Ken Corning said nothing.

“I just thought,” remarked Bigelow, “that if I should write up a little sketch for my column that you had whipped the big boys into line, and they were going to give you a break from now on, it might do you some good.”

“What are you getting at?” Corning asked.

“Well,” Bigelow said, “you’re representing a bum and a panhandler who’s got a murder rap on him, Sam Driver. The prosecution has got a dead open-and-shut case on him, but there’s been a rumor going around that you’ve got the D. A.’s office a little jumpy because you’ve managed to get some acquittals in cases they thought were dead open-and-shut.”

“Well?” asked Corning.

“Well,” said Bigelow, “there’s talk that the District Attorney doesn’t know exactly what to do in this Driver case. He’s got some circumstantial evidence, but it doesn’t show very much. If Driver should come out and change his story, and admit that he did the killing, but claim that it was done in self-defense, because he found out that Green had been mixed up in some pretty shady stuff that Driver didn’t approve of, there’s a pretty good chance the District Attorney would figure he didn’t have enough evidence to go on with a murder case, and he might let Driver get a plea of manslaughter.”

“What makes you think the D. A. would let Driver make a manslaughter plea?” asked Corning.

“Just a little inside stuff,” Bigelow told him. “Of course I keep my ear pretty close to the ground.”

“Okey,” said Corning. “Then suppose I don’t have Denver put up a self-defense story, and take the rap for manslaughter. Then what’s going to happen?”

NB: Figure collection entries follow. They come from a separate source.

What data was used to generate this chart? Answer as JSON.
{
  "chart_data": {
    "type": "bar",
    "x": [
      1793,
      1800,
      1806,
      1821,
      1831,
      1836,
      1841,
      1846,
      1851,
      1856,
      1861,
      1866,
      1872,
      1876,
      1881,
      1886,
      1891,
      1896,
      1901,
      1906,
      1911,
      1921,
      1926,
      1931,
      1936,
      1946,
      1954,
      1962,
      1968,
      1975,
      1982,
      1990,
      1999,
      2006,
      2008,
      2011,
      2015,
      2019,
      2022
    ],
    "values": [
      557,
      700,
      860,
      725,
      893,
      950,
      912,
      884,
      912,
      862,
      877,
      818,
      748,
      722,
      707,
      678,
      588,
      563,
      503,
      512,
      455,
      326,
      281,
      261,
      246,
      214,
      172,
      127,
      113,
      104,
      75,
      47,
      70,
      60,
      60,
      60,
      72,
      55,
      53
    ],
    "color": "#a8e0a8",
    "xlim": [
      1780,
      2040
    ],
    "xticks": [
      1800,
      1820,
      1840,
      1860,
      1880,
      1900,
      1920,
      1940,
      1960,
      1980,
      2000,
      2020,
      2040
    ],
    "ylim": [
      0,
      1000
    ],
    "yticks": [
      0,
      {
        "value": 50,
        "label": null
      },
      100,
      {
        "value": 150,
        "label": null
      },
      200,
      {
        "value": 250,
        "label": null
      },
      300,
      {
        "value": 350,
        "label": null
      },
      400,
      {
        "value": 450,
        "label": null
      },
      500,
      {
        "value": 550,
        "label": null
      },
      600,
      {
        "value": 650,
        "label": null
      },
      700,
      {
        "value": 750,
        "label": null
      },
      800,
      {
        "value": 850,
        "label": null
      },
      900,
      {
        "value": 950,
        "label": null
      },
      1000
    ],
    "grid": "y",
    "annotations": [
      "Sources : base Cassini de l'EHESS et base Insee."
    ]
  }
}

The smile left Bigelow’s lips, his cold eyes fastened directly on Ken Corning.

“I’ve got orders,” he said, “to mention your name. If you did something that was pretty clever, I could write it up and give out the dope that you had been taken in on the inside. If you passed up a chance to make a clever play, and did something dumb, I’d probably have to write that you weren’t such big-time stuff after all; that you’d let a fast one slip through your fingers because you couldn’t use the old bean.”

Corning got slowly to his feet.

“All right,” he said, “I guess you’ve said all you were supposed to say, haven’t you?”

Bigelow pinched out the end of his cigarette, dropped it into an ashtray, regarded Corning thoughtfully, and then said slowly: “Yes, I guess I have.”

He started to walk from the office, but turned at the door.

“Let me know, will you?” he said. “Because I’m anxious to get your name in my column.”

“Don’t worry,” Corning told him, “I’ll let you know.”

The telephone was ringing when Corning closed the door of his inner office, behind Bigelow’s departing figure. He scooped the receiver to his ear, and heard Helen Vail’s voice.

“Listen, chief,” she said. “I followed her to a private automobile — a coupé. I picked up a taxi and tailed her. She got away, but I got the license number of the automobile before she gave me the slip.”

“Did she know she was being followed?” asked Ken Corning.

“I don’t think so, chief, It was just a bum break in the traffic.”

“All right,” said Corning, “what about the license number?”

“I telephoned in to the police registration department,” Helen Vail said, “and got a friend of mine on the line. I didn’t tell him, of course, what I wanted to know for. He gave me the registration.”